The trial heralded a victory for human rights organizations that have campaigned vigorously the past two decades to bring justice to those responsible for the state-initiated violence that lasted from 1976 to 1983. Included is — a priest serving under the former Argentinean dictator Jorge Rafael Videla Redondo — who was convicted of collaborating with police to kidnap 42 people and torture 31 others.
But for Nurit Ben Shlomo, the court’s decision also brought her own traumatic history to a close.
Schlomo and her husband were arrested following the bombing of a government official’s house on the grounds that Ben Shlomo was a community activist.
“They had nothing against us, they searched our whole house in hopes of finding something incriminating. They found some socialist books; it wasn’t illegal but they didn’t want to let us go,” Ben Shlomo said. “In the beginning I was scared. They blind-folded and handcuffed us. From there they took us to the torture center and we could hear the screams of those who were being tortured.”
Ben Shlomo and her husband were among the lucky ones. They were eventually taken to prison.
It is estimated that 10,000-30,000 people “disappeared” at the hands of the dictatorship during the Dirty War, which emerged after the death of Argentinean President Juan Peron in 1974.
Peron’s wife Isabel assumed power after his death, but she was easily swayed by her advisers, and in 1976 a military coup took-over the country. In an effort to retain absolute rule, the coup launched a campaign to eliminate all opposition.
This eventually ended in 1983, but the Dirty War left a very bitter legacy.
Ben Shlomo was separated from her husband in prison, and only allowed to meet with him once a week under supervision.

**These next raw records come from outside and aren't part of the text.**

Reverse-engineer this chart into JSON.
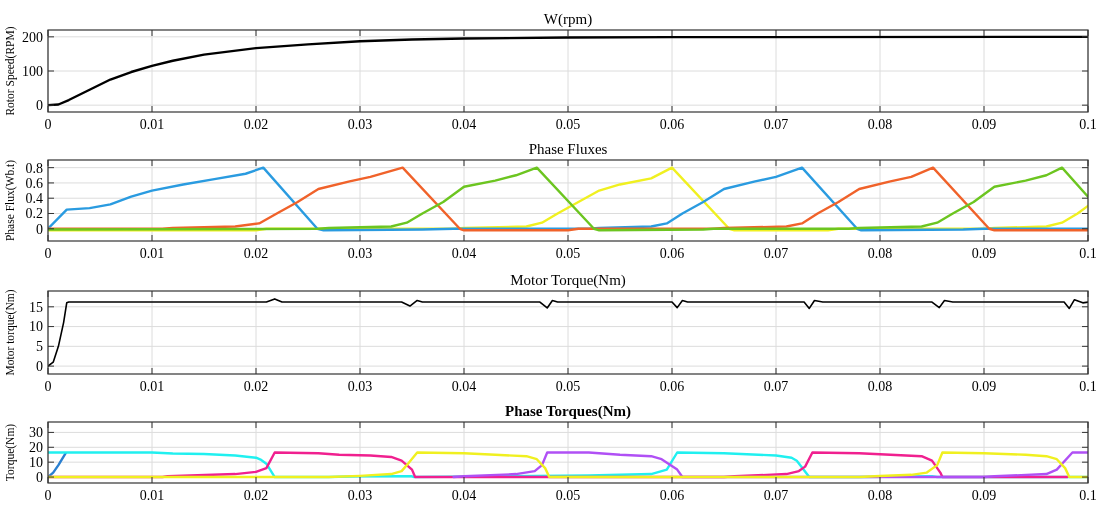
{
  "chart_data": [
    {
      "type": "line",
      "title": "W(rpm)",
      "ylabel": "Rotor Speed(RPM)",
      "xlim": [
        0,
        0.1
      ],
      "ylim": [
        -20,
        220
      ],
      "xticks": [
        0,
        0.01,
        0.02,
        0.03,
        0.04,
        0.05,
        0.06,
        0.07,
        0.08,
        0.09,
        0.1
      ],
      "yticks": [
        0,
        100,
        200
      ],
      "grid": true,
      "series": [
        {
          "color": "#000000",
          "x": [
            0,
            0.001,
            0.002,
            0.004,
            0.006,
            0.008,
            0.01,
            0.012,
            0.015,
            0.02,
            0.025,
            0.03,
            0.035,
            0.04,
            0.05,
            0.06,
            0.1
          ],
          "values": [
            0,
            2,
            15,
            45,
            75,
            97,
            115,
            130,
            148,
            167,
            178,
            187,
            192,
            195,
            198,
            199,
            200
          ]
        }
      ]
    },
    {
      "type": "line",
      "title": "Phase Fluxes",
      "ylabel": "Phase Flux(Wb.t)",
      "xlim": [
        0,
        0.1
      ],
      "ylim": [
        -0.16,
        0.9
      ],
      "xticks": [
        0,
        0.01,
        0.02,
        0.03,
        0.04,
        0.05,
        0.06,
        0.07,
        0.08,
        0.09,
        0.1
      ],
      "yticks": [
        0,
        0.2,
        0.4,
        0.6,
        0.8
      ],
      "grid": true,
      "series": [
        {
          "color": "#f0f020",
          "x": [
            0,
            0.02,
            0.021,
            0.039,
            0.04,
            0.046,
            0.0475,
            0.049,
            0.051,
            0.053,
            0.055,
            0.058,
            0.06,
            0.0655,
            0.066,
            0.075,
            0.076,
            0.09,
            0.091,
            0.096,
            0.0975,
            0.099,
            0.1
          ],
          "values": [
            -0.02,
            -0.02,
            0,
            0,
            0.01,
            0.03,
            0.08,
            0.2,
            0.35,
            0.5,
            0.58,
            0.66,
            0.8,
            0,
            -0.02,
            -0.02,
            0,
            0,
            0.01,
            0.03,
            0.08,
            0.2,
            0.3
          ]
        },
        {
          "color": "#2a9be0",
          "x": [
            0,
            0.0018,
            0.004,
            0.006,
            0.008,
            0.01,
            0.013,
            0.016,
            0.019,
            0.0207,
            0.0259,
            0.0265,
            0.036,
            0.039,
            0.052,
            0.053,
            0.058,
            0.0595,
            0.061,
            0.063,
            0.065,
            0.068,
            0.07,
            0.0725,
            0.0778,
            0.0782,
            0.088,
            0.09,
            0.1
          ],
          "values": [
            0,
            0.25,
            0.27,
            0.32,
            0.42,
            0.5,
            0.58,
            0.65,
            0.72,
            0.8,
            0,
            -0.02,
            -0.01,
            0,
            0,
            0.01,
            0.03,
            0.07,
            0.2,
            0.35,
            0.52,
            0.62,
            0.68,
            0.8,
            0,
            -0.02,
            -0.01,
            0,
            0
          ]
        },
        {
          "color": "#f0622a",
          "x": [
            0,
            0.011,
            0.012,
            0.018,
            0.0203,
            0.022,
            0.024,
            0.026,
            0.029,
            0.031,
            0.0341,
            0.0396,
            0.04,
            0.05,
            0.051,
            0.064,
            0.065,
            0.071,
            0.0725,
            0.074,
            0.076,
            0.078,
            0.081,
            0.083,
            0.0851,
            0.0905,
            0.091,
            0.1
          ],
          "values": [
            0,
            0,
            0.01,
            0.03,
            0.07,
            0.2,
            0.35,
            0.52,
            0.62,
            0.68,
            0.8,
            0,
            -0.02,
            -0.02,
            0,
            0,
            0.01,
            0.03,
            0.07,
            0.2,
            0.35,
            0.52,
            0.62,
            0.68,
            0.8,
            0,
            -0.02,
            -0.02
          ]
        },
        {
          "color": "#6cc520",
          "x": [
            0,
            0.026,
            0.027,
            0.033,
            0.0345,
            0.036,
            0.038,
            0.04,
            0.043,
            0.045,
            0.047,
            0.0525,
            0.053,
            0.063,
            0.064,
            0.077,
            0.078,
            0.084,
            0.0855,
            0.087,
            0.089,
            0.091,
            0.094,
            0.096,
            0.0975,
            0.1
          ],
          "values": [
            -0.01,
            0,
            0.01,
            0.03,
            0.08,
            0.2,
            0.35,
            0.55,
            0.63,
            0.7,
            0.8,
            0,
            -0.02,
            -0.01,
            0,
            0,
            0.01,
            0.03,
            0.08,
            0.2,
            0.35,
            0.55,
            0.63,
            0.7,
            0.8,
            0.42
          ]
        }
      ]
    },
    {
      "type": "line",
      "title": "Motor Torque(Nm)",
      "ylabel": "Motor torque(Nm)",
      "xlim": [
        0,
        0.1
      ],
      "ylim": [
        -2,
        19
      ],
      "xticks": [
        0,
        0.01,
        0.02,
        0.03,
        0.04,
        0.05,
        0.06,
        0.07,
        0.08,
        0.09,
        0.1
      ],
      "yticks": [
        0,
        5,
        10,
        15
      ],
      "grid": true,
      "series": [
        {
          "color": "#000000",
          "x": [
            0,
            0.0005,
            0.001,
            0.0015,
            0.0018,
            0.002,
            0.021,
            0.0218,
            0.0225,
            0.034,
            0.0348,
            0.0355,
            0.036,
            0.0473,
            0.048,
            0.0485,
            0.049,
            0.06,
            0.0605,
            0.061,
            0.0615,
            0.0727,
            0.0732,
            0.0737,
            0.0745,
            0.085,
            0.0857,
            0.0862,
            0.087,
            0.0977,
            0.0982,
            0.0987,
            0.0995,
            0.1
          ],
          "values": [
            0,
            1,
            5,
            11,
            16,
            16.2,
            16.2,
            17,
            16.2,
            16.2,
            15.2,
            16.6,
            16.2,
            16.2,
            14.7,
            16.6,
            16.2,
            16.2,
            14.8,
            16.6,
            16.2,
            16.2,
            14.6,
            16.6,
            16.2,
            16.2,
            14.8,
            16.6,
            16.2,
            16.2,
            14.6,
            16.8,
            16,
            16.2
          ]
        }
      ]
    },
    {
      "type": "line",
      "title": "Phase Torques(Nm)",
      "ylabel": "Torque(Nm)",
      "xlim": [
        0,
        0.1
      ],
      "ylim": [
        -4,
        37
      ],
      "xticks": [
        0,
        0.01,
        0.02,
        0.03,
        0.04,
        0.05,
        0.06,
        0.07,
        0.08,
        0.09,
        0.1
      ],
      "yticks": [
        0,
        10,
        20,
        30
      ],
      "grid": true,
      "series": [
        {
          "color": "#2a7fd0",
          "x": [
            0,
            0.0005,
            0.001,
            0.0017
          ],
          "values": [
            0,
            3,
            8,
            16
          ]
        },
        {
          "color": "#20f0f0",
          "x": [
            0,
            0.01,
            0.012,
            0.015,
            0.018,
            0.02,
            0.0205,
            0.021,
            0.0218,
            0.027,
            0.03,
            0.035,
            0.0352,
            0.052,
            0.058,
            0.0595,
            0.0605,
            0.065,
            0.07,
            0.0715,
            0.072,
            0.0732,
            0.078,
            0.085,
            0.0855,
            0.1
          ],
          "values": [
            16.5,
            16.5,
            15.8,
            15.5,
            14.5,
            13,
            11.5,
            9,
            0,
            0,
            0.5,
            0.5,
            0,
            1,
            2,
            5,
            16.5,
            16,
            14.5,
            13,
            11,
            0,
            0,
            0.5,
            0,
            0
          ]
        },
        {
          "color": "#f0208f",
          "x": [
            0,
            0.011,
            0.0115,
            0.018,
            0.02,
            0.021,
            0.0218,
            0.026,
            0.028,
            0.031,
            0.033,
            0.034,
            0.035,
            0.0353,
            0.065,
            0.066,
            0.071,
            0.0722,
            0.0728,
            0.0735,
            0.078,
            0.081,
            0.084,
            0.085,
            0.0858,
            0.086,
            0.098
          ],
          "values": [
            0,
            0,
            0.5,
            2,
            3.5,
            6,
            16.5,
            16,
            15,
            14.5,
            13.5,
            11,
            5,
            0,
            0,
            0.5,
            2,
            4,
            7,
            16.5,
            16,
            15,
            14,
            11,
            3,
            0,
            0
          ]
        },
        {
          "color": "#b050f5",
          "x": [
            0.039,
            0.04,
            0.045,
            0.0468,
            0.0475,
            0.048,
            0.052,
            0.055,
            0.058,
            0.059,
            0.0605,
            0.061,
            0.09,
            0.091,
            0.096,
            0.097,
            0.0985,
            0.1
          ],
          "values": [
            0,
            0.5,
            2,
            4,
            8,
            16.5,
            16.5,
            15,
            14,
            12,
            5,
            0,
            0,
            0.5,
            2,
            5,
            16.5,
            16.5
          ]
        },
        {
          "color": "#f0f020",
          "x": [
            0,
            0.027,
            0.03,
            0.033,
            0.034,
            0.0345,
            0.0355,
            0.04,
            0.043,
            0.046,
            0.047,
            0.0478,
            0.0482,
            0.078,
            0.08,
            0.083,
            0.0845,
            0.0855,
            0.086,
            0.09,
            0.094,
            0.096,
            0.097,
            0.0978,
            0.0982,
            0.1
          ],
          "values": [
            0,
            0,
            0.8,
            2,
            4,
            8,
            16.5,
            16,
            15,
            14,
            12,
            6,
            0,
            0,
            0.7,
            1.5,
            3,
            8,
            16.5,
            16,
            15,
            14,
            12,
            6,
            0,
            0
          ]
        }
      ]
    }
  ]
}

“It was hardest for those with children,” she said. “When they arrested us, my daughter was only two years old and my son two weeks old. Luckily, my mother took care of them, but it wasn’t until four months later that I was able to see my son again.”
After a year of imprisonment, Ben Shlomo was given the choice to leave her country of birth or stay in prison. Along with her husband and children, Ben Shlomo left Argentina.
She has now been living in Israel since 1978, and insists that conditions in Argentina are much better now than they were before she left the country — especially now that Wernich has been tried and convicted.
For a country that has experienced such violent turmoil, hope is a welcome relief. But according to Margarita Lacabe, executive director of human rights organization Derechos, there is still a lot to be done.
“At least 1,000 people need to go to trial,” Lacabe said. But she’s optimistic for the future: “Now that the trials have finally started we’re making progress.”
In 2005 the Argentinean Supreme Court repealed amnesty laws that had protected former government members. In addition government authorities are beginning to use DNA samples to identify those “disappeared.”
“The families of the disappeared want to know what happened, but most importantly they want to be able to bury their children,” Lacabe said. “They want to have a place to be with their children.”
Andrew Hudson, head of the Latin American division of Human Rights First, also sees hope in Wernich’s conviction. “In a society rebuilding after mass atrocity, it is of vital importance that those human rights violations be adequately addressed,” he said. “In this way a society can genuinely deal with its past and achieve real peace and reconciliation.”
Ben Shlomo continued, “People are opening things up again; it doesn’t matter that Wernich is 70 and won’t spend a day in prison.”
To Ben Shlomo and many others, the significance of Wernich’s conviction is not a matter of payback, it’s a matter of communicating justice to future generations.